Would-be makers of rare disease meds, rejoice: A 6-month exclusivity extension, proposed last year in Congress, has returned. The 21st Century Cures Act, now under consideration in the House of Representatives, once again includes a measure that would prolong competition-free marketing for some meds repurposed to treat rare diseases.
As Regulatory Focus reports, the provision would operate similarly to the pediatric exclusivity bonus drugmakers can now win. When pharma companies conduct studies specifically in children and adolescents, they can net an extra 6 months of exclusive access to their markets.

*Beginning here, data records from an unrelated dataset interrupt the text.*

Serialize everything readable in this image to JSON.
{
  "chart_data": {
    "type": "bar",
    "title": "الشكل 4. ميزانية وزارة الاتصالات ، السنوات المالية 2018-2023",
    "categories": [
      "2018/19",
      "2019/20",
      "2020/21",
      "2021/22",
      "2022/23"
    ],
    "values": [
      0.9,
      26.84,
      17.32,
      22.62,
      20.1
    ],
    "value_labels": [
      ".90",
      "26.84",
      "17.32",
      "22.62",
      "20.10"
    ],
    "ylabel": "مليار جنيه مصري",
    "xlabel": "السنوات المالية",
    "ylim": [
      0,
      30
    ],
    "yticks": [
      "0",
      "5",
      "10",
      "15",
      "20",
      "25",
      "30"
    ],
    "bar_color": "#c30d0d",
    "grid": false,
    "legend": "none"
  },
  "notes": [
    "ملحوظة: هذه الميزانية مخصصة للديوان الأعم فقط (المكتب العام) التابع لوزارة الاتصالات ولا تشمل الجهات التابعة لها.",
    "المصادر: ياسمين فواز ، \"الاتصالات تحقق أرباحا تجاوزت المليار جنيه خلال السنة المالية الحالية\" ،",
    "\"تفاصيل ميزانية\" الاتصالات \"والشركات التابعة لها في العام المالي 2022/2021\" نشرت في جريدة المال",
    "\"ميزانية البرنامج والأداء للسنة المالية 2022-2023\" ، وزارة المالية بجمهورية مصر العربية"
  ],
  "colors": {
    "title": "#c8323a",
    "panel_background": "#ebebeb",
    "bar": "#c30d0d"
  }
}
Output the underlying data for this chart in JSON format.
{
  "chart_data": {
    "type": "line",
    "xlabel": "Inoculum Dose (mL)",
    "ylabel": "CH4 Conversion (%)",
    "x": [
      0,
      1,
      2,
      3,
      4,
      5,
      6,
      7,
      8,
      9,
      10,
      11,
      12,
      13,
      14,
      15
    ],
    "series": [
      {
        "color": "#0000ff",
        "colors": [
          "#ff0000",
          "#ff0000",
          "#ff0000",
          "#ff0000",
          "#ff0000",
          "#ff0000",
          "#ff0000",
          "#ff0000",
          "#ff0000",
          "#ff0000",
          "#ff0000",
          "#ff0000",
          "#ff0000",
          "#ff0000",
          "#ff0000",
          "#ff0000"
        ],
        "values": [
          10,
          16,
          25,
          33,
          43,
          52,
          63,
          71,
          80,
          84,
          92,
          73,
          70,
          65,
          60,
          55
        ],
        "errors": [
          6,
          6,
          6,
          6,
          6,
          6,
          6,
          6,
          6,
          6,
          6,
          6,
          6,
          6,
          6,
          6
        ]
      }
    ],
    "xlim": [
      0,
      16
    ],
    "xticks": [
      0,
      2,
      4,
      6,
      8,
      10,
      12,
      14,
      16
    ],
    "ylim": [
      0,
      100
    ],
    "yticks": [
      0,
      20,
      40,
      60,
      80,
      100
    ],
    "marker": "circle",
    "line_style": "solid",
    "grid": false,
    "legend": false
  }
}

Under the new proposal, the FDA could grant that same boon to companies that turn meds approved for broader populations into treatments for rare diseases. To win the extra 6 months, a company would have to a., study one of its nonorphan meds for a rare disorder, and b., win agency approval in that indication.
Of course, 6 extra months of brand exclusivity can be a lucrative proposition. It can be particularly lucrative if a drug carries a high price tag to begin with, of course. Orphan meds come with sky-high prices--the highest in the market--because they treat such small numbers of patients, relatively speaking. As RF notes, the orphan designation applies to indications covering 200,000 or fewer patients.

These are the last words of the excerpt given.